From: Peter Kirk (peterkirk@qaya.org)
Date: Fri Jul 09 2004 - 16:10:38 CDT
On 09/07/2004 17:06, Mark Davis wrote:
>I agree with Michael -- diacritic folding is a useful folding to add,
>independent of the UCA.
>
>Also, Peter's remark that: "And it is already covered by the Unicode
>collation algorithm and default table..." is incorrect. ...
>
Well, I think this depends on whether the stroke in characters like
U+00D8 and similar additional marks are considered to be diacritics. I
am not sure that they are diacritics in the strict sense, and the
current DUCET mappings don't treat them as such, but John Cowan's list
does treat them as such.
>... The UCA generally
>follows our decompositions in determining many primary weights, and we do
>not decompose characters like U+00D8 LATIN CAPITAL LETTER O WITH STROKE. [I
>have felt from the beginning that it was a mistake to not be consistent in
>our decompositions -- but that is water under the bridge.] If you look at
>John's suggested file for diacritic
>folding(http://www.ccil.org/~cowan/DiacriticFolding.txt), ...
>
I have just reviewed this list and found it odd that Hebrew presentation
forms are included but Arabic ones are not. But in fact surely not only
the Hebrew presentation forms but also most of the precomposed
characters are redundant in this list. For the basic folding algorithm
(in http://www.unicode.org/reports/tr30/) is:
> a. Apply optional folding operations
> b. Apply canonical decomposition
> c. Repeat (*a*) and (*b*) until stable
> d. Apply composition if necessary
Step (b) will decompose not only presentation forms but also all
precomposed characters with canonical decompositions, and the combining
marks will be deleted by the repeat of step (a). It is therefore
necessary to list in the specification of the folding only all (?)

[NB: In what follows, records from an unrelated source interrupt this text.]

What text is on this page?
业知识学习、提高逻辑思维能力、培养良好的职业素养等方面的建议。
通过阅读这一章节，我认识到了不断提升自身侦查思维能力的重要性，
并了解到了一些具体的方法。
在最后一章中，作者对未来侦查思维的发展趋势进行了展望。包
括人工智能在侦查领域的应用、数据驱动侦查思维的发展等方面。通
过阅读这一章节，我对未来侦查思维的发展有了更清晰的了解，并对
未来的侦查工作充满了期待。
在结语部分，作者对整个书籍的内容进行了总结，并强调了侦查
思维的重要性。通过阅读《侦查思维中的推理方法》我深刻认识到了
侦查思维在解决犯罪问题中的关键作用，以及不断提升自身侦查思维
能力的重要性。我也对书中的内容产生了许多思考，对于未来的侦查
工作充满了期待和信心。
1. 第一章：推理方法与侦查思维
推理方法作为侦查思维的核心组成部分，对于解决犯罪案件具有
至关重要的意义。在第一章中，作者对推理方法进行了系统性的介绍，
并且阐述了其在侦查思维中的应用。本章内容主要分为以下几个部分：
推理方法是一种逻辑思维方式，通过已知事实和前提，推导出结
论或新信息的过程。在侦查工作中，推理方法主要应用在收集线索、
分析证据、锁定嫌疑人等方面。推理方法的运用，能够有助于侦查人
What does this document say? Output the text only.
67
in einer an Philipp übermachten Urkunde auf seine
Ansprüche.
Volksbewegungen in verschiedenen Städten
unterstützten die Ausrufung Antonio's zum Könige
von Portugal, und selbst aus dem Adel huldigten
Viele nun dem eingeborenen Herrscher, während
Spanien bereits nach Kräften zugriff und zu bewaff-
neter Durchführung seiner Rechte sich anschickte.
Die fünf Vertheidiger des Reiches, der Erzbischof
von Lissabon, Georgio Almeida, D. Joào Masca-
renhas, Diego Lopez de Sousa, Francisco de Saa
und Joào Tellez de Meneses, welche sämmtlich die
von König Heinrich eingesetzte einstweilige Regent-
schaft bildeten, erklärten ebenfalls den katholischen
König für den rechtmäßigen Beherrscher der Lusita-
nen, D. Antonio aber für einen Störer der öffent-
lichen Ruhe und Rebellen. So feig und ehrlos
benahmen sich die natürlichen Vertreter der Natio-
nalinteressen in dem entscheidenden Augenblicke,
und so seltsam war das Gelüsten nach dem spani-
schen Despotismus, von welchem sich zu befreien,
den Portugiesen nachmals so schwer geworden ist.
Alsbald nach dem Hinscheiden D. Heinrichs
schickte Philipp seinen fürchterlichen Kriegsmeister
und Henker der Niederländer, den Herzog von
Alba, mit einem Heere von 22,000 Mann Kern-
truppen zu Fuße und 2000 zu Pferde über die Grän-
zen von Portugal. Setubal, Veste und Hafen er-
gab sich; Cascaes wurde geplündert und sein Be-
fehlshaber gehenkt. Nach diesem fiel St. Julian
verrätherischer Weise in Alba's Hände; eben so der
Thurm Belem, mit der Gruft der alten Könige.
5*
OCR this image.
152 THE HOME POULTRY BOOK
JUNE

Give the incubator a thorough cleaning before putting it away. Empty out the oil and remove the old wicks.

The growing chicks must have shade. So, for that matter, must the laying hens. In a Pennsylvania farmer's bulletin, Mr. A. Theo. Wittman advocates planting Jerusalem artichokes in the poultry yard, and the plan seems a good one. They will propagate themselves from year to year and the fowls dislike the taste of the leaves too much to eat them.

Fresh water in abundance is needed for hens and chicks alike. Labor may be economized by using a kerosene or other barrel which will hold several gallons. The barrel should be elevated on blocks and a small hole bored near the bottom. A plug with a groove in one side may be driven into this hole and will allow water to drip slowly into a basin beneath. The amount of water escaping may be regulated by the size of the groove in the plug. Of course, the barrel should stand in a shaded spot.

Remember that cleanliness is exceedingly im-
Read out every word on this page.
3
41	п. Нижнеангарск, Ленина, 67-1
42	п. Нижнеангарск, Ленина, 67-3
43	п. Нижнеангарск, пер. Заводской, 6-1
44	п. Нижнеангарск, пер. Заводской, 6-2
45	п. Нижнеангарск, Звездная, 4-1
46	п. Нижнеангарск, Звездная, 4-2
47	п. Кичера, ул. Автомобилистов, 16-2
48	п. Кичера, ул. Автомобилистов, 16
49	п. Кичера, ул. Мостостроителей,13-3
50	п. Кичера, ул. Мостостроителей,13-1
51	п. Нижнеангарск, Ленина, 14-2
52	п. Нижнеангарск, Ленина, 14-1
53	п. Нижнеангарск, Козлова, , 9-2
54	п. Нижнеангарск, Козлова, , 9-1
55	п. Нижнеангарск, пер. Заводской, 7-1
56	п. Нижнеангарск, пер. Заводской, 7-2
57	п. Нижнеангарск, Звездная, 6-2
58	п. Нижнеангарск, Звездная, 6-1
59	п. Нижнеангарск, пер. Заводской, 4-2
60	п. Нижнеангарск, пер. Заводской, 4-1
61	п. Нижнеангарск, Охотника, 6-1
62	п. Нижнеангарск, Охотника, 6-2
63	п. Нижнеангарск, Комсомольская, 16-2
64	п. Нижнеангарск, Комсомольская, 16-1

combining marks, which are to be deleted, and all precomposed characters
which do *not* have canonical decompositions. Letters like O with stroke
are presumably in this latter list, along with many of the listed
Cyrillic characters.
But I would suggest some caution about listing for diacritic folding
some of the Cyrillic characters below, especially those with descenders.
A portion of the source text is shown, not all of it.